C.                     Par décision de taxation du 25 août 2020 (période fiscale 2017), l'ACI a fixé le revenu imposable de A.________ à 83'600 fr. pour l'Impôt cantonal et communal (ICC) et à 81'400 fr. pour l'Impôt fédéral direct (IFD), ajoutant à son revenu déclaré le salaire réalisé auprès de l'entreprise individuelle C.________, qui exploitait ********, à Château-d'Oex, à concurrence de 38'975 fr., ainsi qu'une majoration de 12'781 fr. (0,35 fois le montant non déclaré).

Par décision de taxation du 25 août 2020 (période fiscale 2018), l'ACI a fixé le revenu imposable de A.________ à 78'000 fr. pour l'ICC et à 82'800 fr. pour l'IFD, ajoutant à son revenu déclaré le salaire réalisé auprès de l'entreprise individuelle C.________, à concurrence de 39'162 fr., ainsi qu'une majoration de 12'823 fr. (0,35 fois le montant non déclaré).
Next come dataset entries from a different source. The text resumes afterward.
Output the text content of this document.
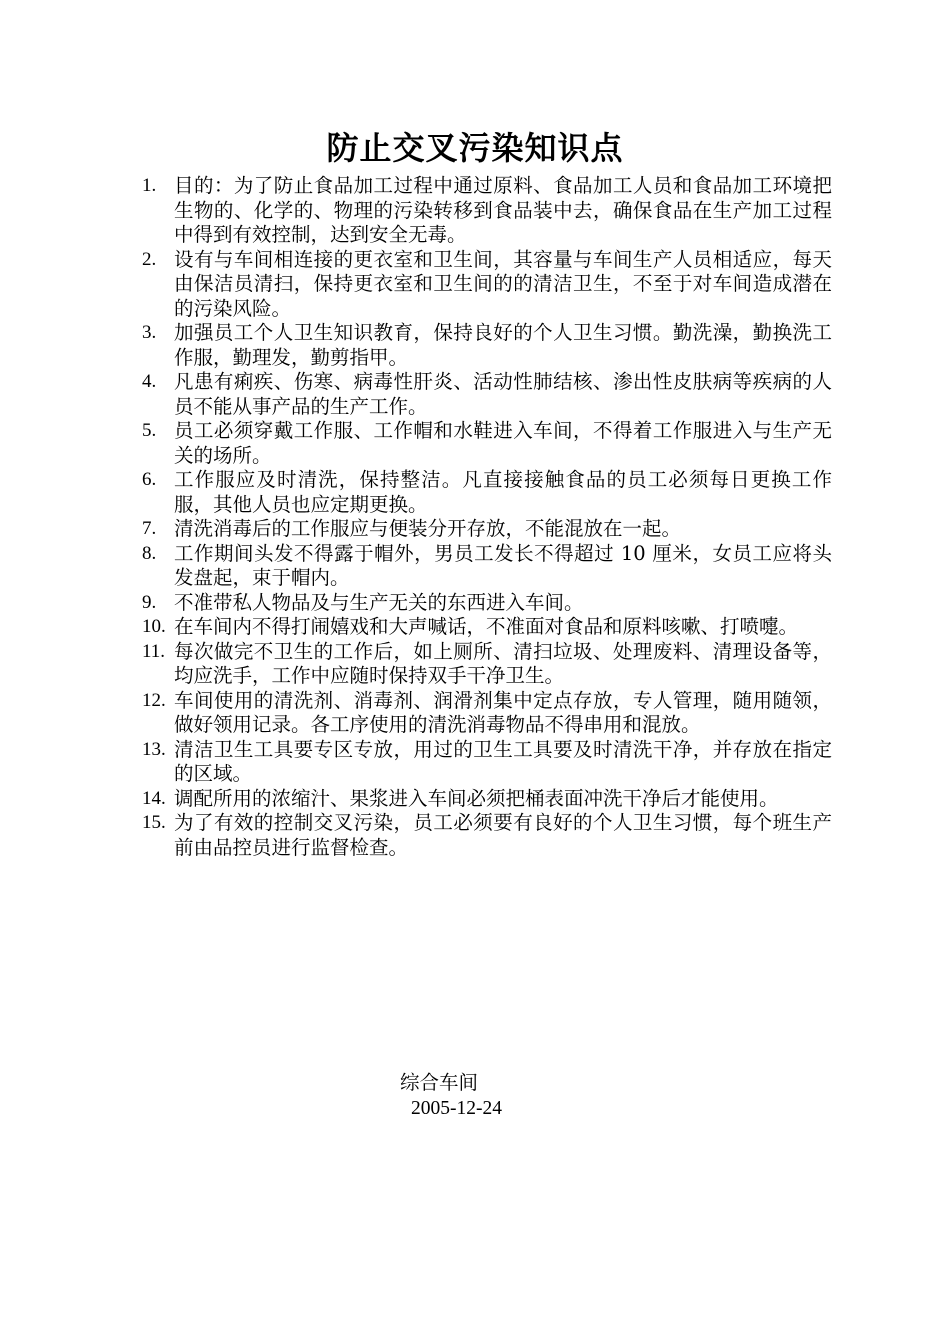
防止交叉污染知识点
1. 目的：为了防止食品加工过程中通过原料、食品加工人员和食品加工环境把生物的、化学的、物理的污染转移到食品装中去，确保食品在生产加工过程中得到有效控制，达到安全无毒。
2. 设有与车间相连接的更衣室和卫生间，其容量与车间生产人员相适应，每天由保洁员清扫，保持更衣室和卫生间的的清洁卫生，不至于对车间造成潜在的污染风险。
3. 加强员工个人卫生知识教育，保持良好的个人卫生习惯。勤洗澡，勤换洗工作服，勤理发，勤剪指甲。
4. 凡患有痢疾、伤寒、病毒性肝炎、活动性肺结核、渗出性皮肤病等疾病的人员不能从事产品的生产工作。
5. 员工必须穿戴工作服、工作帽和水鞋进入车间，不得着工作服进入与生产无关的场所。
6. 工作服应及时清洗，保持整洁。凡直接接触食品的员工必须每日更换工作服，其他人员也应定期更换。
7. 清洗消毒后的工作服应与便装分开存放，不能混放在一起。
8. 工作期间头发不得露于帽外，男员工发长不得超过 10 厘米，女员工应将头发盘起，束于帽内。
9. 不准带私人物品及与生产无关的东西进入车间。
10. 在车间内不得打闹嬉戏和大声喊话，不准面对食品和原料咳嗽、打喷嚏。
11. 每次做完不卫生的工作后，如上厕所、清扫垃圾、处理废料、清理设备等，均应洗手，工作中应随时保持双手干净卫生。
12. 车间使用的清洗剂、消毒剂、润滑剂集中定点存放，专人管理，随用随领，做好领用记录。各工序使用的清洗消毒物品不得串用和混放。
13. 清洁卫生工具要专区专放，用过的卫生工具要及时清洗干净，并存放在指定的区域。
14. 调配所用的浓缩汁、果浆进入车间必须把桶表面冲洗干净后才能使用。
15. 为了有效的控制交叉污染，员工必须要有良好的个人卫生习惯，每个班生产前由品控员进行监督检查。
综合车间
2005-12-24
D.                     Le 26 août 2020, A.________ a contacté par téléphone la collaboratrice qui a rendu les deux décisions précitées, indiquant n'avoir jamais travaillé pour l'employeur C.________ à Château-d'Oex. La note téléphonique est libellée comme il suit:

"Je lui demande de me faire parvenir un courrier de réclamation dans les 30 jours dès la notification des DT. Le contribuable me dit qu'il le fera. Je mets une note dans TAO concernant l'entretien téléphonique de ce jour. J'ai également demandé au contribuable de faire corriger la Caisse AVS et de me retourner une copie une fois corrigé. Il conteste évidemment les majorations appliquées."

E.                     Par décision de taxation du 28 janvier 2021 (période fiscale 2019), l'ACI a fixé le revenu imposable de A.________ à 75'700 fr. pour l'ICC et à 76'200 fr. pour l'IFD, ajoutant à son revenu déclaré le salaire réalisé auprès de l'entreprise individuelle C.________, qui exploitait ********, à Château-d'Oex, à concurrence de 39'296 fr., ainsi qu'une majoration de 3'677 francs.
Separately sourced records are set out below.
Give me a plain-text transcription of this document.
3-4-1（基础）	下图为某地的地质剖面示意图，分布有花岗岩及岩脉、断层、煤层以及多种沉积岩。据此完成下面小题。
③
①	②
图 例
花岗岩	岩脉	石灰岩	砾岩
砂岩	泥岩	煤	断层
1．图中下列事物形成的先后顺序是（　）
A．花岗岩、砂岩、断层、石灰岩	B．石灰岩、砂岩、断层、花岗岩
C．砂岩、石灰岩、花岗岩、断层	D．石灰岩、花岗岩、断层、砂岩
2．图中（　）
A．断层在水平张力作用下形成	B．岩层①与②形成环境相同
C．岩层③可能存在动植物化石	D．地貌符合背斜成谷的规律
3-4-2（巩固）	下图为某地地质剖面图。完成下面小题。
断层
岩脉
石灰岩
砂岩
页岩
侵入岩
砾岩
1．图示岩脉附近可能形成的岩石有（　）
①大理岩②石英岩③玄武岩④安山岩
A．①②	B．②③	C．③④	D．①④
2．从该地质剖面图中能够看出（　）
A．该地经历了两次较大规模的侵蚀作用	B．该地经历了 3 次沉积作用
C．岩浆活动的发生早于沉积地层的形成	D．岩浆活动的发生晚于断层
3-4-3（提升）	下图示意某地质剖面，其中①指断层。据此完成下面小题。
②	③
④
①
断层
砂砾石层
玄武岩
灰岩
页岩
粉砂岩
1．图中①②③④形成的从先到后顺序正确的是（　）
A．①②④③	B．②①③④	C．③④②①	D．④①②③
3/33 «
F.                     Le 26 mai 2021, A.________ a transmis à l'ACI, par l'intermédiaire de sa mandataire, un courrier de réclamation daté du 3 septembre 2020, dirigé contre les décisions de taxation des périodes fiscales 2017 et 2018. Il a, par la suite, sollicité la révision des décisions de taxation entrées en force, expliquant qu'il avait été victime d'une usurpation d'identité et qu'il avait déposé une plainte pénale à l'encontre de la personne ayant fait indûment usage de ses documents d'identité.

A la demande de l'ACI, A.________ a transmis, le 25 février 2022, les pièces en sa possession, permettant de documenter l'ouverture de la procédure pénale pour usurpation d'identité dirigée contre D.________.

Par décision du 25 mars 2022, l'ACI a déclaré irrecevable la réclamation dirigée contre les décisions de taxation des périodes fiscales 2017, 2018 et 2019, compte tenu de sa tardiveté, A.________ n'ayant en particulier pas pu prouver l'envoi de la réclamation du 3 septembre 2020. Elle a également déclaré irrecevable la demande de révision des décisions de taxation précitées, qu'elle a dès lors confirmées.

Cette décision n'ayant pas été contestée, elle est entrée en force.

G.                     Par ordonnance pénale du 24 janvier 2023, le Ministère public de l'arrondissement de l'Est vaudois a reconnu D.________ coupable de faux dans les certificats, de séjour illégal et d'exercice d'une activité lucrative sans autorisation, pour le motif qu'il s'était fait embaucher sous l'identité de A.________ le 8 août 2016. A.________ a quant à lui été condamné pour s'être rendu coupable de complicité de faux dans les certificats et incitation à l'entrée, à la sortie ou au séjour illégaux avec dessein d'enrichissement illégitime. Il ressort du dossier de police que l'intéressé était suspecté d'avoir volontairement transmis ses documents d'identité à D.________ contre rémunération.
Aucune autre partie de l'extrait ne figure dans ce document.